Drum one-shot samples are crucial for music production, particularly in sound design and electronic music. This paper introduces Drum One-Shot Extraction, a task in which the goal is to extract drum one-shots that are present in the music mixture. To facilitate this, we propose the Random Mixture One-shot Dataset (RMOD), comprising large-scale, randomly arranged music mixtures paired with corresponding drum one-shot samples. Our proposed model, Drum One- Shot Extractor (DOSE), leverages neural audio codec language models for end-to-end extraction, bypassing traditional source separation steps. Additionally, we introduce a novel onset loss, designed to encourage accurate prediction of the initial transient of drum one-shots, which is essential for capturing timbral characteristics. We compare this approach against a source separation-based extraction method as a baseline. The results, evaluated using Frechet Audio Distance (FAD) and Multi-Scale Spectral loss (MSS), demonstrate that DOSE, enhanced with onset loss, outperforms the baseline, providing more accurate and higher-quality drum one-shots from music mixtures. The code, model checkpoint, and audio examples are available at https://github.com/HSUNEH/DOSE

Paper Structure

This paper contains 14 sections, 3 equations, 3 figures, 1 table.

Figures (3)

  • Figure 1: Illustration of our approach. Given an audio mixture as input, each Drum One-Shot Extractor(DOSE) model extract one-shot audio samples for kick, snare, and hi-hat drums.
  • Figure 2: Proposed Method. The input audio mixture is encoded into a sequence of discrete tokens using a frozen DAC encoder, which are then fed into a decoder-only transformer. The transformer is trained to autoregressively predict the groundtruth drum one-shot tokens by minimizing two losses: onset loss and full-length loss.
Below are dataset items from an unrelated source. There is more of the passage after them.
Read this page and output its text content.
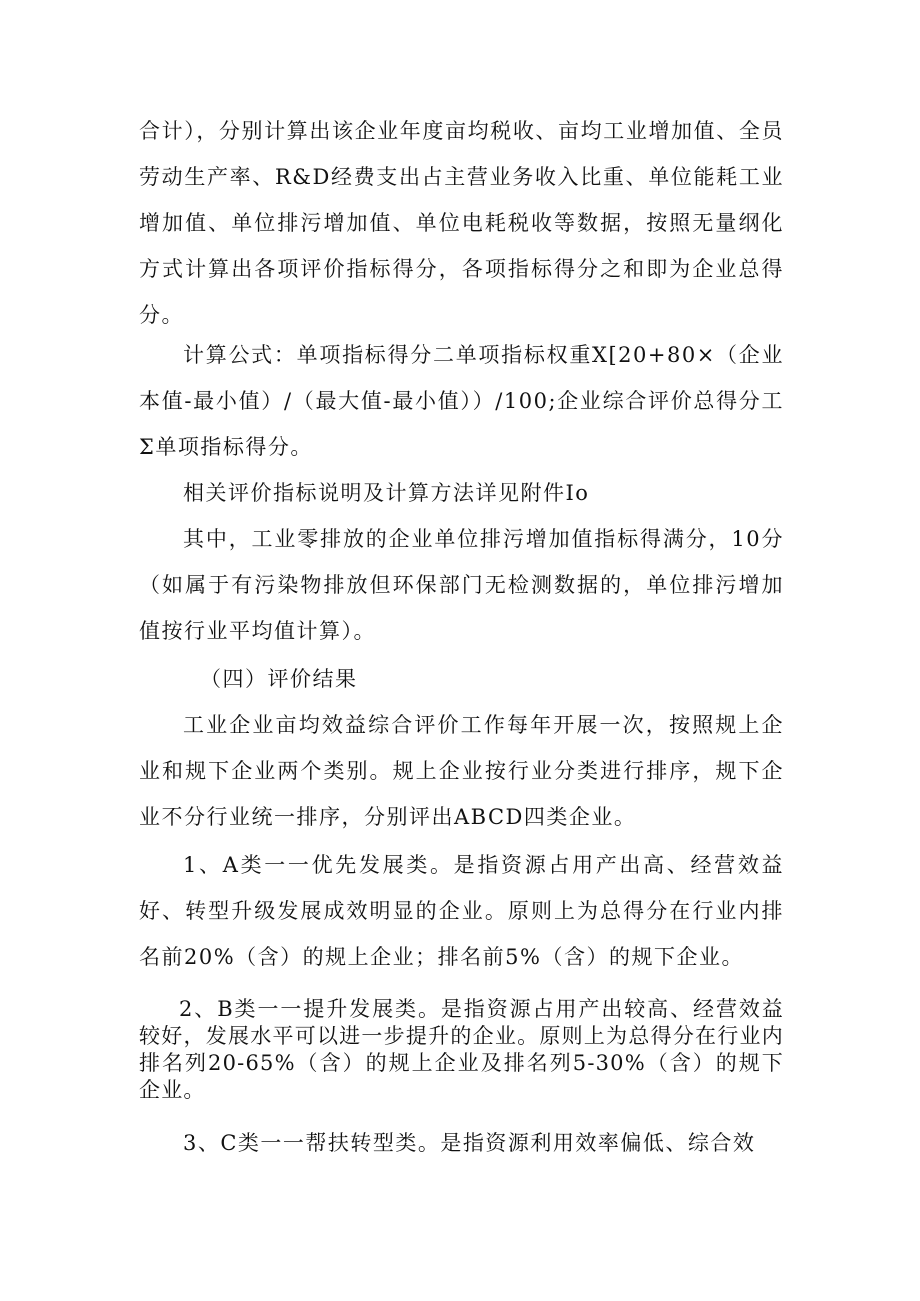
合计），分别计算出该企业年度亩均税收、亩均工业增加值、全员劳动生产率、R&D经费支出占主营业务收入比重、单位能耗工业增加值、单位排污增加值、单位电耗税收等数据，按照无量纲化方式计算出各项评价指标得分，各项指标得分之和即为企业总得分。

计算公式：单项指标得分二单项指标权重X[20+80×（企业本值-最小值）/（最大值-最小值））/100;企业综合评价总得分工Σ单项指标得分。

相关评价指标说明及计算方法详见附件Io

其中，工业零排放的企业单位排污增加值指标得满分，10分（如属于有污染物排放但环保部门无检测数据的，单位排污增加值按行业平均值计算）。

（四）评价结果

工业企业亩均效益综合评价工作每年开展一次，按照规上企业和规下企业两个类别。规上企业按行业分类进行排序，规下企业不分行业统一排序，分别评出ABCD四类企业。

1、A类一一优先发展类。是指资源占用产出高、经营效益好、转型升级发展成效明显的企业。原则上为总得分在行业内排名前20%（含）的规上企业；排名前5%（含）的规下企业。

2、B类一一提升发展类。是指资源占用产出较高、经营效益较好，发展水平可以进一步提升的企业。原则上为总得分在行业内排名列20-65%（含）的规上企业及排名列5-30%（含）的规下企业。

3、C类一一帮扶转型类。是指资源利用效率偏低、综合效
Finally, the predicted token sequence is decoded into drum one-shot audio using the DAC decoder.
  • Figure 3: Dataset generation process. First, kick, snare, and hi-hat loops are synthesized from one-shot drum audio samples using randomly generated MIDI notes. Next, optional bass, piano, guitar, and vocal loops are selected. The drum loops and other musical loops are then processed through independent mixing chains, which apply gain, EQ, compression, panning, limiting, delay, and reverb effects. Finally, all tracks are combined and passed through a mastering chain consisting of EQ and limiter effects.